И Аганька умерла в июле – по земле ходили черная оспа и тиф… – Смерть, смута, голод, лучина: – видеть, чтобы жить. Первые дни июля, перед зноем, пять дней шли дожди и грозы, анархисты были в доме, – и никогда у Андрея не было столько радости, радости бытия!
– Это глазами Андрея, поэзия Андрея Волковича.
Над Николой, над Черными Речками, над полоями, высился одиноко холм, пустынный, лысый, по обрывам лишь поросший калиною, стоял одиноко, пустынный, высокий. К северному от него закрою небесному щетинились темными пилками леса, и к югу шли степи. И века сохранили за ним свое имя – Увек. И шел июль.
На вершине Увека люди заметили развалины и курганы, – археолог Баудек и художник Ордынин с артелью мужиков пришли их раскапывать. Раскопки длились третью неделю, и из земли выходили века. На Увеке нашли остатки древнего города, шли уступами каменные развалины водоподъемников, фундаменты строений, канализация, – скрытое суглинками и черноземом это осталось не от финнов, не от скифов, не от булгар, – кто-то неведомый приходил сюда из Азиатских степей, чтобы поставить город и исчезнуть из истории – навсегда. А за ними, за теми неведомыми, были здесь скифы, и они оставили свои курганы. В курганах, в каменных склепах, в каменных гробницах, лежали человеческие костяки, в одеждах, рассыпающихся от прикосновения, как пепел, с кувшинами и блюдами, украшенными наездниками и охотниками, где некогда были пища и питье, – с костями коня у ног, с седлом, отделанным золотом, костью и камнями, и кожа у которого стала, как мумия. В каменных склепах было мертво, ничем уже не пахло, и каждый раз, когда надо было входить в них, мысли становились четкими и покойными, и в душу приходила скорбь. Вершина Увека, в камнях, облысела, серебряной пыльной щетиной поросла полынь, пахнула горько. – Века. – Века учат так же, как звезды, и Баудек знал радость горечи. Понятия археолога Баудека спутались веками. Вещь всегда говорит больше не о жизни, но об искусстве, и быт – есть уже искусство. Жизнь мерил Баудек художеством, как и всякий художник. И – от веков и революции Баудек и Глеб Ордынин хотели следить за теми сектантами, что жили хуторами в степи. И горько пахло над Увеком полынью.

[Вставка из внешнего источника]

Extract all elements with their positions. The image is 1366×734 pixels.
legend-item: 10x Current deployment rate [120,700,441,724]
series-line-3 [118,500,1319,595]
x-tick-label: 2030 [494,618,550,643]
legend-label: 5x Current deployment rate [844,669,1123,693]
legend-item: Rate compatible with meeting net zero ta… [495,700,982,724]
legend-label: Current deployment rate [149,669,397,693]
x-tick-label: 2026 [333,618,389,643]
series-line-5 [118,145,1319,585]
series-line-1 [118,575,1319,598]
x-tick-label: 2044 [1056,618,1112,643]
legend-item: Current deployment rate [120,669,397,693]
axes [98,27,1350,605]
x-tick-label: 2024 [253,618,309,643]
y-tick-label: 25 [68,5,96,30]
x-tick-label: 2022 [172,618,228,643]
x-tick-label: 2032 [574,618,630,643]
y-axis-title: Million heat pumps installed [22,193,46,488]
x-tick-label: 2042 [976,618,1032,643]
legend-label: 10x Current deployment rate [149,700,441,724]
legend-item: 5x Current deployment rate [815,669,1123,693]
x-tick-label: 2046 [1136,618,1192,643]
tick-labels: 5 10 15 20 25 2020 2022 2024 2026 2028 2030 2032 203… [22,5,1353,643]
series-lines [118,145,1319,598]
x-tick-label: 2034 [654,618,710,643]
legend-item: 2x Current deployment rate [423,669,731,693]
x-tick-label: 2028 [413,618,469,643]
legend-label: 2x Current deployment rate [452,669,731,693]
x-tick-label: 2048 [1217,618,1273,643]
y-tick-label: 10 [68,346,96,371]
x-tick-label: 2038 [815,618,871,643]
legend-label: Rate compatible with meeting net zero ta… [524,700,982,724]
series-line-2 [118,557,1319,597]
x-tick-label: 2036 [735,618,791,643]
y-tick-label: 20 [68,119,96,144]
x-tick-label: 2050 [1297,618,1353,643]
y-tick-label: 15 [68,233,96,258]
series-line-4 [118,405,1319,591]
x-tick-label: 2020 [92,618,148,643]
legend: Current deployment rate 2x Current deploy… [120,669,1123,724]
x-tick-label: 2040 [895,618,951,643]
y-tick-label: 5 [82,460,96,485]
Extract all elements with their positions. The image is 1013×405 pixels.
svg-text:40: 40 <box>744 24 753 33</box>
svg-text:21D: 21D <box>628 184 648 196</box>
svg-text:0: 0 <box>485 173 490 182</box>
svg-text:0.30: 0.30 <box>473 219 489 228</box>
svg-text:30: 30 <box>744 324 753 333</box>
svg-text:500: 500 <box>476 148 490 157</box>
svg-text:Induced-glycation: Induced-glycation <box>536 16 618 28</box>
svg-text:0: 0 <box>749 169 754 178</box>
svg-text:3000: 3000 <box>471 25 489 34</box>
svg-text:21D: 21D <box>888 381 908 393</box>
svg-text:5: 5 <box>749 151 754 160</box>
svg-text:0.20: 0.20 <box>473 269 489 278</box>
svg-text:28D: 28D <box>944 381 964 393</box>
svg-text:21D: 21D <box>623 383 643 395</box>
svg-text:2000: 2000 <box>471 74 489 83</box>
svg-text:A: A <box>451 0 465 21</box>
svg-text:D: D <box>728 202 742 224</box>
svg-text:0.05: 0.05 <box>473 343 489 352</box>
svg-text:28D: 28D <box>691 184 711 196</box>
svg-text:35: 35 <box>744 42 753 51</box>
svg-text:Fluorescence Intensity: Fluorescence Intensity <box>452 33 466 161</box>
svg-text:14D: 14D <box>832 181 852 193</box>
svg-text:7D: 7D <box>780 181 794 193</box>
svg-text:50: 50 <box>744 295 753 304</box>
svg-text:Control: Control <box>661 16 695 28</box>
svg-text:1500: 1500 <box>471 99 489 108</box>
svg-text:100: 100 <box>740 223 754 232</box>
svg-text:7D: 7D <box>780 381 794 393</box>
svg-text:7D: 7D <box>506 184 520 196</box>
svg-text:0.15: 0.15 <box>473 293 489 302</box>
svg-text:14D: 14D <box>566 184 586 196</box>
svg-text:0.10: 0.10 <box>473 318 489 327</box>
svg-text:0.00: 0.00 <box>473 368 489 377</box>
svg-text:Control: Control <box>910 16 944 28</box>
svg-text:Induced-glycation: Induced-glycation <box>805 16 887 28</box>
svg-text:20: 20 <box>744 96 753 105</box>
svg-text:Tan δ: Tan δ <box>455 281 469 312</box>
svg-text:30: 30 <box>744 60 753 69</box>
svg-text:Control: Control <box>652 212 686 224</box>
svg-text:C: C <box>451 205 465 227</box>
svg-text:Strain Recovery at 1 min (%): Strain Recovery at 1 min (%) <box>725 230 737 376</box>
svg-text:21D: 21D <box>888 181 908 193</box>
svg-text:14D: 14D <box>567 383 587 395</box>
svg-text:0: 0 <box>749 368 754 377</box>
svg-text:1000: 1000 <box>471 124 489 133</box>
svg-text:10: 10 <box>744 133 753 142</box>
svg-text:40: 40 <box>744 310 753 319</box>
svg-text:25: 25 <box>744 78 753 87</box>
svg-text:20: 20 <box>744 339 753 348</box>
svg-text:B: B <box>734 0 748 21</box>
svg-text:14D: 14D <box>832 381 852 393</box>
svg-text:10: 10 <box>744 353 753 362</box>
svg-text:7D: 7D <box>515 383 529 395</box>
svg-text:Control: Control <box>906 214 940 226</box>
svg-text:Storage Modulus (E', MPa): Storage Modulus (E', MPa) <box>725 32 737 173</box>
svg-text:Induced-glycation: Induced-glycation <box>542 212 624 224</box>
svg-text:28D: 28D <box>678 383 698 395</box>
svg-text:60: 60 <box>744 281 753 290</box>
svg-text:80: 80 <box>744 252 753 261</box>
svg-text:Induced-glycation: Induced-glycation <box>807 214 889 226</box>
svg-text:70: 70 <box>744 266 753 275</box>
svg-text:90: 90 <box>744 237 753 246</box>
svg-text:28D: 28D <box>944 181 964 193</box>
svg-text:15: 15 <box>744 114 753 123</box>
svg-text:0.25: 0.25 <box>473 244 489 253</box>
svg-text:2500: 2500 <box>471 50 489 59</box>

Здесь на Увеке землекопы просыпались с зарей, кипятили в котле воду. Копали. В полдни привозили из коммуны обед. Отдыхали. Снова копали, до вечерней зори. Тогда жгли костры и сидели около них, толкуя, пели песни… За рекой в деревне – пахали, косили, ели, пили и спали, чтобы жить, – так же, как и под обрывом в коммуне и в степи у сектантов, где тоже трудились, ели и спали. И еще, кроме того, все испивали и хотели испить покой и радость. Шел знойный июль, испепеляя дни; как всегда, дни были прозрачны и томительны, – ночи приносили покой и свою ночную смуту. – Одни раскапывали землю, сухой суглинок, промешанный кремнями и чертовыми пальцами, другие отвозили ее на тачках, просеивали в решетах. Дорылись до каменного входа. Склеп был темен, ничем не пахло. Гробница стояла на возвышении. Зажгли фонарики. Зарисовали. Осветили магнием – сфотографировали. Было тихо и безмолвно. Сняли десятипудовую позеленевшую крышку. Другие у обрыва на веретии окапывали остатки круглого некоего сооружения, камни которого не засорило еще время.